Becoming Mrs. Lewis(111)



“Did I have surgery?” I asked.

“No, but the doctor will be in soon to speak with you.”

She inserted a syringe filled with golden fluid into my upper arm, and I did nothing but watch her push in the needle, a distracted observer waiting only for the relief. What did Jack say about pain? God’s megaphone to the world.

Well, God, I’m listening.

Then their names roared through my mind like twin lions: Davy. Douglas.

They were thirteen and eleven by then. Had anyone called them? Did they know I’d broken my leg? Where was Jack? Didn’t Kay call him at Cambridge?

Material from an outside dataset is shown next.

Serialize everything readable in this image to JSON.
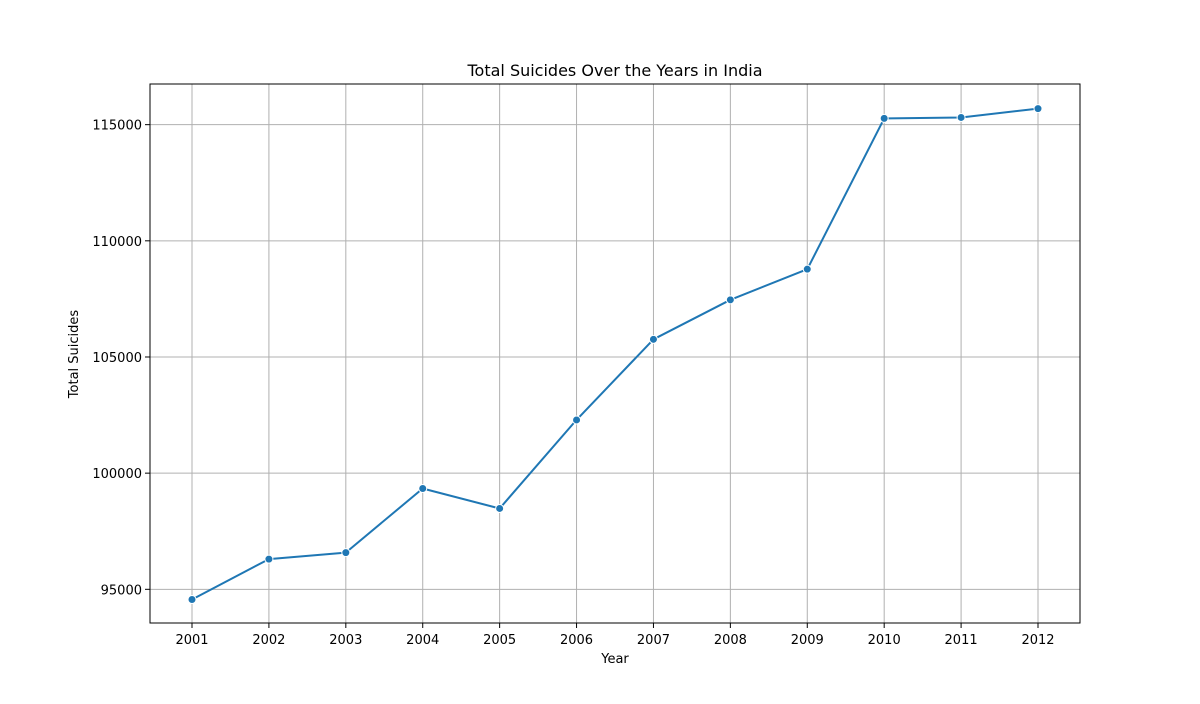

I turned my head to the window that ran the full length of the wall. Outside shimmered the glorious idyllic autumn of England. The views weren’t any less beautiful than those from Jack’s rooms, as the hospital was on Oxford’s campus. The expansive green lawn, flowers crowding one another for attention, and roses so pink they seemed painted. But inside the room—metal and plastic, poles and sterile chairs of steel with the lingering stench of alcohol and vomit.

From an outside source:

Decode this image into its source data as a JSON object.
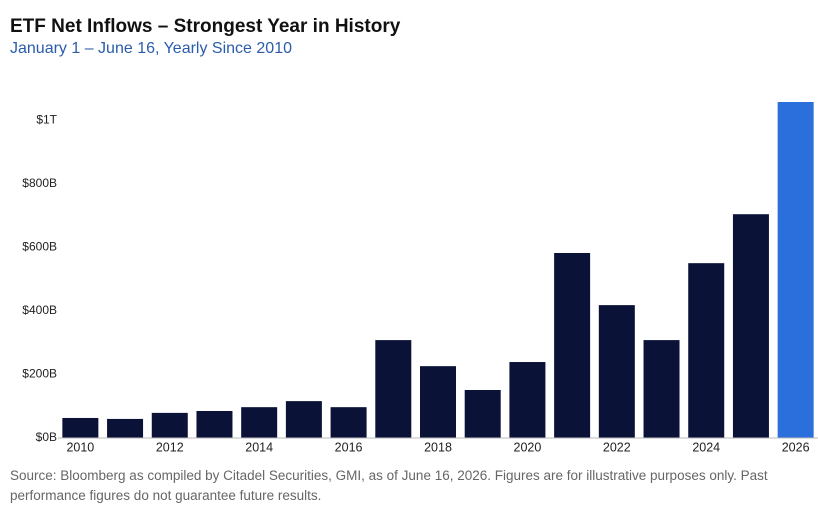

A great rustling came from the doorway, and my muddled thoughts wondered if they were bringing me a roommate. I turned my head slowly to see Jack rush through the door. He wore a wrinkled black suit; his tie was askew; his face was slack with fear.

“Jack!” My voice broke. I’d known it all along, but seeing him run through that door, his hair windblown, his eyes on me, I loved him as deeply as any man I’d known.

“Joy.” He came to my bedside and knelt, not taking avail of the chair. “You’re awake.”

“You’ve been here?” I asked.

“Yes,” he said and reached beneath his spectacles to wipe at the tears that had risen in his own eyes. “I’ve been here.”

“You didn’t have to leave school . . .” My voice trailed off.

Jack rose and brought the chair to sit and face me. “Is there pain now?”

“The medicine the nurse just shot into my arm says no.” I tried to smile but could not. “What happened, Jack? I know I fell and then spent the night at home, but since they’ve brought me here . . .”

“You don’t remember?”

“On and off, like broken puzzle pieces. I know there was an X-ray machine, and medicines and hushed voices. So much fuss for a broken leg, Jack. Too much fuss. Let me get the plaster and go home.”

Outside came a great whoop of laughter from a group of students walking through the grass. Life was outside these walls and that window. I looked to Jack with a desperate plea. “I want to go home.”

“There’s news, Joy. The doctors have asked me if I’d like to keep it from you, but I cannot. Lies must not be told, not to you, not to anyone.”

Fear engulfed me in a toxic fog, closing my throat and filling my chest with that familiar wing-flapping anxiety. I reached for Jack’s hand and took it in mine, held to it as if to a life raft. “What is it?”

“They will come talk to you.”

“I want you to tell me, Jack. What do you know?”

“It’s either leukemia or another cancer.” The two diagnoses scattered about the room like dark dust, like evil.

“Not the real kind,” I said with some depth of understanding that there was no such thing as an “unreal” kind. “It’s rheumatism. That’s what they kept telling me. It’s fibrositis, they said.”

“They were wrong. Whatever it is, Joy, it’s in your leg.” Pain twisted Jack’s face. He held so fast to my hand that I did not want to tell him that it hurt. “The doctors say the X-rays show that your femur looks as though it has been eaten by moths.”

“Well then, maybe it has,” I said, but a sob broke free. “Maybe Old High Street has a moth epidemic and we don’t know and . . .”

Jack leaned close to me, wiped at my tears, and kissed me as gently as one can in a hospital bed. If I could have fallen out of that bed into his arms, I would have. If I could have dropped to my knees, I would have been on them already. Instead I clung to Jack, his hands tangled with mine. “No. It can’t be something so bad as that. Not now.”

He kissed me again and then, resting his hand gently on my cheek, said, “I can’t lose you, Joy. I love you so much. I’ve been such a fool, such a bloody fool. I should have been loving you and saying it every day for as long as I’ve known.”

“Jack . . .” My voice was quiet, as if I might scare away his confession. “You love me?”

“With all I am,” he said.

“Because I’m dying? Is this a consolation gift?” I wiped at his tears and then at mine.

“Joy, you are not dying. And even if you are, this love has been here all along. Sometimes it takes a great shake from God to awake me from my insolence, to make me admit feelings that exist.”

“Pain,” I said and closed my eyes. “God’s megaphone.”

Tears were in the corners of his soft and full lips, and he kissed me again. I tasted his grief as he spoke, his breath then whispering in my ear. “Who knows when friendship crosses that borderland into love, but it has. Long ago it had, but it’s just now that I can give words to the truth.”

He lifted his head, and I touched his cheek. “I’ve loved you for so long, Jack. And here I am at my worst and you proclaim your love? God does work in mysterious ways.” I kissed him again and tasted the tobacco, the warmth.